Vincent Lambert est un nouveau Socrate, mis à part que ce dernier avait encore le pouvoir de répondre à ses adversaires et a volontairement bu la ciguë, ce "poison d'Etat". Vincent, lui, aimerait bien boire tout court, mais pas un poison. Dans le cas présent, ce n'est pas seulement le condamné qui boit le poison de la sédation, c'est la société tout entière qui boit le poison du relativisme et du sophisme philosophique appelé communément "la bien-pensance", sédatif très puissant qui enlève tout jugement propre.  Aussi, on nous dit que M. Lambert est "en fin de vie", traduisez, on va l'aider à atteindre la fin de sa vie. Car Vincent est encore jeune et ne souffre pas d'une maladie comme le cancer, la sclérose en plaque ou encore la leucémie. Non, M. Lambert n'est pas malade. Son corps n'est pas rongé par un mal qui le détruit de l'intérieur, ses cellules ne dégénèrent pas de façon irréversibles. Certes, son corps a été endommagé et M. Lambert semble se retrouver mentalement comme un petit nourrisson dont la faculté intellectuelle est là mais encore seulement en puissance, car l'organe dont elle va se servir, le cerveau, lui n'est pas encore assez développé. Il ressemble plus finalement à un être humain en début de vie qu'en fin de vie, à la différence près que ses facultés cognitives sont développées mais ne paraissent plus s'exercer normalement. M. Lambert a accumulé suffisamment de concepts pour penser, même coupé de ses sens. L'âme ne forme des connaissances qu'à partir des organes sensoriels, mais une fois ces concepts abstraits à partir du réel, rien ne l'empêche d'analyser, de trier, d'ordonner ces concepts pour aboutir à un jugement, à une conclusion. Un homme, les yeux fermés, les oreilles bouchées, sans rien toucher, est capable de raisonner. Nous ne sommes pas dans le cas cartésien de l'homme suspendu dans le vide qui aurait des idées innées provenant de l'âme. Lambert est devenu cet homme suspendu corporellement dans le vide, et tomber dans l'idéalisme platonicien, on peut admettre que sa pensée puisse s'exercer sans apports extérieurs nouveaux par les sens.  

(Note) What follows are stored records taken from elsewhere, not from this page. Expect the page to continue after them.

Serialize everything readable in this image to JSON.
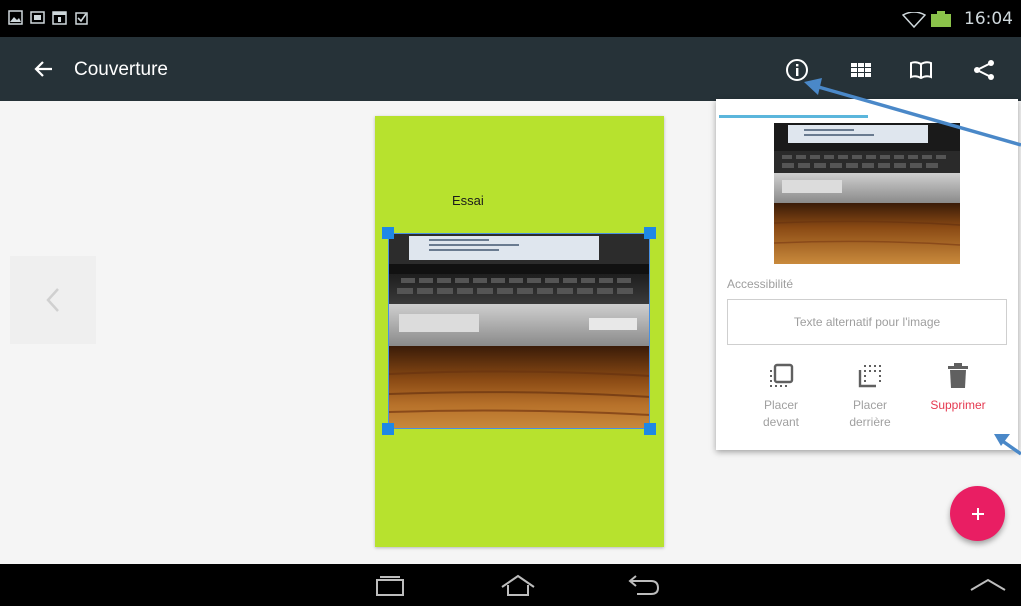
{
  "status_bar": {
    "time": "16:04",
    "left_icons": [
      "gallery-icon",
      "screen-icon",
      "calendar-icon",
      "clipboard-icon"
    ],
    "right_icons": [
      "wifi-icon",
      "battery-icon"
    ]
  },
  "toolbar": {
    "title": "Couverture",
    "back_icon": "back-arrow-icon",
    "actions": [
      "info-icon",
      "grid-icon",
      "book-icon",
      "share-icon"
    ]
  },
  "page": {
    "text": "Essai",
    "background": "#b7e22e"
  },
  "panel": {
    "accessibility_label": "Accessibilité",
    "alt_text_placeholder": "Texte alternatif pour l'image",
    "actions": [
      {
        "line1": "Placer",
        "line2": "devant",
        "icon": "bring-front-icon"
      },
      {
        "line1": "Placer",
        "line2": "derrière",
        "icon": "send-back-icon"
      },
      {
        "label": "Supprimer",
        "icon": "trash-icon"
      }
    ]
  },
  "fab": {
    "icon": "plus-icon",
    "color": "#e91e63"
  },
  "nav_bar": {
    "buttons": [
      "recent-apps-icon",
      "home-icon",
      "back-icon",
      "expand-icon"
    ]
  },
  "colors": {
    "toolbar": "#263238",
    "accent": "#5bb6dc",
    "selection": "#1e88e5",
    "delete": "#e53950",
    "annotation_arrow": "#4a88c8"
  }
}
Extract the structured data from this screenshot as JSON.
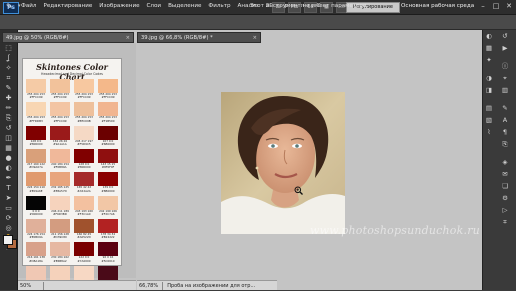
{
  "app": {
    "logo": "Ps"
  },
  "menu": [
    "Файл",
    "Редактирование",
    "Изображение",
    "Слои",
    "Выделение",
    "Фильтр",
    "Анализ",
    "3D",
    "Просмотр",
    "Окно",
    "Справка"
  ],
  "toolbar_icons": [
    {
      "icon": "bridge-icon",
      "glyph": "Br"
    },
    {
      "icon": "minibridge-icon",
      "glyph": "Mb"
    },
    {
      "icon": "zoom-level-icon",
      "glyph": "66"
    },
    {
      "icon": "arrange-icon",
      "glyph": "▦"
    },
    {
      "icon": "screen-mode-icon",
      "glyph": "▭"
    }
  ],
  "workspace": {
    "button": "Регулирование",
    "label": "Основная рабочая среда"
  },
  "window_controls": {
    "minimize": "–",
    "restore": "□",
    "close": "✕"
  },
  "options_bar": {
    "tool_icon": "eyedropper-icon",
    "message": "Этот инструмент не имеет параметров."
  },
  "documents": [
    {
      "tab": "49.jpg @ 50% (RGB/8#)",
      "zoom": "50%"
    },
    {
      "tab": "39.jpg @ 66,8% (RGB/8#) *",
      "zoom": "66,78%",
      "status": "Проба на изображении для отр..."
    }
  ],
  "chart_doc": {
    "title": "Skintones Color Chart",
    "subtitle": "Hexadecimal and Decimal Color Codes",
    "swatches": [
      {
        "color": "#f5cba6",
        "label": "255 204 153",
        "hex": "#FFCC99"
      },
      {
        "color": "#f2c29b",
        "label": "255 204 153",
        "hex": "#FFCC99"
      },
      {
        "color": "#f7c8a0",
        "label": "255 204 153",
        "hex": "#FFCC99"
      },
      {
        "color": "#f4b88a",
        "label": "255 204 153",
        "hex": "#FFCC99"
      },
      {
        "color": "#f8d6b3",
        "label": "255 204 153",
        "hex": "#FFDDB3"
      },
      {
        "color": "#f3c5a4",
        "label": "255 204 153",
        "hex": "#FFCC99"
      },
      {
        "color": "#eec09b",
        "label": "255 204 153",
        "hex": "#EEC09B"
      },
      {
        "color": "#f1b590",
        "label": "255 204 153",
        "hex": "#F1B590"
      },
      {
        "color": "#800000",
        "label": "128 0 0",
        "hex": "#800000"
      },
      {
        "color": "#9a1a1a",
        "label": "154 26 26",
        "hex": "#9A1A1A"
      },
      {
        "color": "#f5d9c5",
        "label": "245 217 197",
        "hex": "#F5D9C5"
      },
      {
        "color": "#6b0000",
        "label": "107 0 0",
        "hex": "#6B0000"
      },
      {
        "color": "#d9a07a",
        "label": "217 160 122",
        "hex": "#D9A07A"
      },
      {
        "color": "#f0b89a",
        "label": "240 184 154",
        "hex": "#F0B89A"
      },
      {
        "color": "#800000",
        "label": "128 0 0",
        "hex": "#800000"
      },
      {
        "color": "#8f0f0f",
        "label": "143 15 15",
        "hex": "#8F0F0F"
      },
      {
        "color": "#e09a6e",
        "label": "224 154 110",
        "hex": "#E09A6E"
      },
      {
        "color": "#e8a57d",
        "label": "232 165 125",
        "hex": "#E8A57D"
      },
      {
        "color": "#a52a2a",
        "label": "165 42 42",
        "hex": "#A52A2A"
      },
      {
        "color": "#8b0000",
        "label": "139 0 0",
        "hex": "#8B0000"
      },
      {
        "color": "#050505",
        "label": "0 0 0",
        "hex": "#000000"
      },
      {
        "color": "#f6d3bd",
        "label": "246 211 189",
        "hex": "#F6D3BD"
      },
      {
        "color": "#f3c1a0",
        "label": "243 193 160",
        "hex": "#F3C1A0"
      },
      {
        "color": "#f2c7a6",
        "label": "242 199 166",
        "hex": "#F2C7A6"
      },
      {
        "color": "#e0b09a",
        "label": "224 176 154",
        "hex": "#E0B09A"
      },
      {
        "color": "#d39c80",
        "label": "211 156 128",
        "hex": "#D39C80"
      },
      {
        "color": "#a0522d",
        "label": "160 82 45",
        "hex": "#A0522D"
      },
      {
        "color": "#b22222",
        "label": "178 34 34",
        "hex": "#B22222"
      },
      {
        "color": "#d8a18a",
        "label": "216 161 138",
        "hex": "#D8A18A"
      },
      {
        "color": "#e6b8a2",
        "label": "230 184 162",
        "hex": "#E6B8A2"
      },
      {
        "color": "#7a0000",
        "label": "122 0 0",
        "hex": "#7A0000"
      },
      {
        "color": "#5c0010",
        "label": "92 0 16",
        "hex": "#5C0010"
      },
      {
        "color": "#f0c8b4",
        "label": "240 200 180",
        "hex": "#F0C8B4"
      },
      {
        "color": "#f5d2bb",
        "label": "245 210 187",
        "hex": "#F5D2BB"
      },
      {
        "color": "#f7d8c4",
        "label": "247 216 196",
        "hex": "#F7D8C4"
      },
      {
        "color": "#4a0a18",
        "label": "74 10 24",
        "hex": "#4A0A18"
      }
    ]
  },
  "photo": {
    "watermark": "www.photoshopsunduchok.ru"
  },
  "tools_panel": [
    "move-icon",
    "marquee-icon",
    "lasso-icon",
    "quick-select-icon",
    "crop-icon",
    "eyedropper-icon",
    "healing-icon",
    "brush-icon",
    "clone-stamp-icon",
    "history-brush-icon",
    "eraser-icon",
    "gradient-icon",
    "blur-icon",
    "dodge-icon",
    "pen-icon",
    "type-icon",
    "path-select-icon",
    "shape-icon",
    "3d-rotate-icon",
    "3d-orbit-icon",
    "hand-icon",
    "zoom-icon"
  ],
  "right_dock": {
    "col1": [
      "color-panel-icon",
      "swatches-panel-icon",
      "styles-panel-icon",
      "adjustments-panel-icon",
      "masks-panel-icon",
      "layers-panel-icon",
      "channels-panel-icon",
      "paths-panel-icon"
    ],
    "col2": [
      "history-panel-icon",
      "actions-panel-icon",
      "info-panel-icon",
      "navigator-panel-icon",
      "histogram-panel-icon",
      "brush-panel-icon",
      "character-panel-icon",
      "paragraph-panel-icon",
      "clone-source-panel-icon",
      "3d-panel-icon",
      "notes-panel-icon",
      "layer-comps-panel-icon",
      "tool-presets-panel-icon",
      "animation-panel-icon",
      "measurement-panel-icon"
    ]
  }
}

On ne laisse pas mourir de faim les nourrissons parce que l'on sait qu'ils vont grandir et devenir des futurs membres de la société. Et voilà le problème de Vincent Lambert, on dit son état irréversible pour bien montrer qu'il restera dans cet état dit "végétatif": à croire que les médecins arrivent à lire dans les âmes (puisqu'ils privent cet homme de ses fonctions non seulement sensitives mais surtout intellectives) et ou qu'ils nient la pensée immatérielle de l'homme puisqu'ils nient la possibilité d'une activité de l'esprit indépendante des organes corporels.  
Nous dormons un tiers de notre vie, et pourtant on ne dit pas que les hommes ne sont hommes que deux tiers de leur vie. Même pendant qu'il dort un homme demeure un homme. M. Lambert ressemble peut-être à un gros dormeur, cela ne lui enlève pas son humanité pour autant.  
Cela dit, on ne sait pas ce qui se passe dans l'esprit de Vincent. Ce qui peut ressembler à du sommeil éveillé ne l'est peut-être pas. L'absence de mouvement du corps n'implique pas l'absence de mouvement de la pensée qu'on appelle le raisonnement.  Ce n'est pas parce qu'on est privé de la motricité de ses membres que l'activité mentale ne s'exerce pas.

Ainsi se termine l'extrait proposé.